The Phase I/II trial will be a prospective, open-label study that is designed to determine the safety and tolerability of the RPE cells following sub-retinal transplantation to patients with advanced SMD.
- A total of 12 patients will be enrolled in the study at multiple clinical sites, including the Casey Eye Institute in Portland, Oregon (headed by Dr. Peter Francis of the Oregon Health Sciences University); the University of Massachusetts Memorial Medical Center in Worcester, Massachusetts (headed by Dr. Shalesh Kaushal, Chair of the Department of Ophthalmology); and the UMDNJ – New Jersey Medical School in Newark, New Jersey (headed by Dr. Marco Zarbin, Chair, Institute of Ophthalmology and Visual Science).

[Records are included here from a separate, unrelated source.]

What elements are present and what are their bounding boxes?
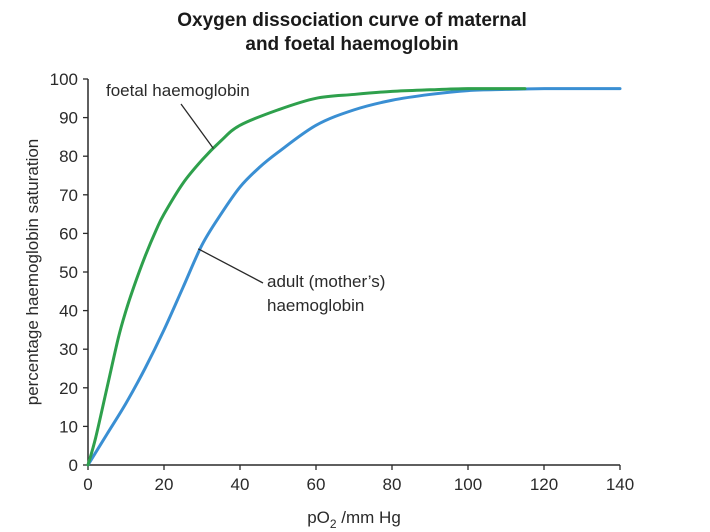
foetal-annotation-leader xyxy=(180,103,214,149)
x-axis-label-subscript: 2 xyxy=(330,517,337,531)
x-axis-label-suffix: /mm Hg xyxy=(337,508,401,527)
y-axis-label: percentage haemoglobin saturation xyxy=(23,139,42,406)
chart-title-line-2: and foetal haemoglobin xyxy=(245,34,458,55)
foetal-annotation-label: foetal haemoglobin xyxy=(106,81,250,100)
y-tick-label: 70 xyxy=(59,186,78,205)
x-tick-label: 140 xyxy=(606,475,634,494)
y-tick-label: 80 xyxy=(59,147,78,166)
adult-annotation-label: adult (mother’s) haemoglobin xyxy=(267,272,390,315)
adult-annotation-line-1: adult (mother’s) xyxy=(267,272,385,291)
x-tick-label: 0 xyxy=(83,475,92,494)
foetal-curve xyxy=(86,87,527,467)
series-group xyxy=(86,87,622,467)
x-tick-label: 100 xyxy=(454,475,482,494)
y-tick-label: 40 xyxy=(59,302,78,321)
x-tick-label: 40 xyxy=(231,475,250,494)
y-tick-label: 60 xyxy=(59,224,78,243)
y-axis-ticks: 0 10 20 30 40 50 60 70 80 90 100 xyxy=(50,70,88,475)
y-tick-label: 30 xyxy=(59,340,78,359)
x-axis-label: pO2 /mm Hg xyxy=(307,508,401,531)
chart-title-line-1: Oxygen dissociation curve of maternal xyxy=(177,10,527,31)
x-tick-label: 120 xyxy=(530,475,558,494)
x-tick-label: 80 xyxy=(383,475,402,494)
adult-annotation-line-2: haemoglobin xyxy=(267,296,364,315)
y-tick-label: 10 xyxy=(59,417,78,436)
x-tick-label: 20 xyxy=(155,475,174,494)
foetal-annotation-line-1: foetal haemoglobin xyxy=(106,81,250,100)
x-axis-ticks: 0 20 40 60 80 100 120 140 xyxy=(83,465,634,494)
y-tick-label: 100 xyxy=(50,70,78,89)
x-axis-label-prefix: pO xyxy=(307,508,330,527)
y-tick-label: 90 xyxy=(59,109,78,128)
x-tick-label: 60 xyxy=(307,475,326,494)
y-tick-label: 0 xyxy=(69,456,78,475)
adult-annotation-leader xyxy=(197,248,264,284)
y-tick-label: 50 xyxy=(59,263,78,282)
y-tick-label: 20 xyxy=(59,379,78,398)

Stargardt’s disease causes progressive vision loss, usually starting in children between 10 to 20 years of age. Eventually, blindness results from degeneration in the pigmented layer of the retina, called the retinal pigment epithelium (RPE), and followed by photoreceptor degradation.
- There is currently no treatment for Stargardt’s disease;
“Using stem cells, we can generate a virtually unlimited supply of healthy RPE cells, which are the first cells to die off in SMD and other forms of macular degeneration. We’ve tested these cells in animal models of eye disease. In rats, we’ve seen 100% improvement in visual performance over untreated animals without any adverse effects. Our studies showed that the cells were capable of extensive rescue of photoreceptors in animals that otherwise would have gone blind. Near-normal function was also achieved in a mouse model of Stargardt’s disease. Stargardt’s disease causes progressive vision loss, usually starting in children between 10 to 20 years of age. Eventually see a similar benefit in patients with macular degeneration, said Dr. Robert Lanza, ACT’s Chief Scientific Officer.
Among the most common causes of untreatable blindness in the world are degenerative diseases of the retina.
- As many as 30M people in the US and the EU suffer from macular degeneration, which represents a $25-30B worldwide market that has yet to be effectively addressed;
- Approximately 10% of people ages 66 to 74 will have symptoms of macular degeneration, the vast majority the “dry” form of AMD – which is currently untreatable;
- This prevalence increases to 30% in patients 75 to 85 years of age.
Earlier this year the FDA also granted Orphan Drug designation for ACT’s RPE cells and as a result is eligible to receive a number of benefits, including tax credits, access to grant funding for clinical trials, accelerated FDA approval, and allowance for marketing exclusivity after drug approval for a period of as long as 7 years.
- “Initiating our macular degeneration clinical trial represents a significant milestone in the progress of developing human embryonic stem cell-based therapies aimed at large worldwide markets,” said William M. Caldwell IV, ACT’s Chairman and CEO.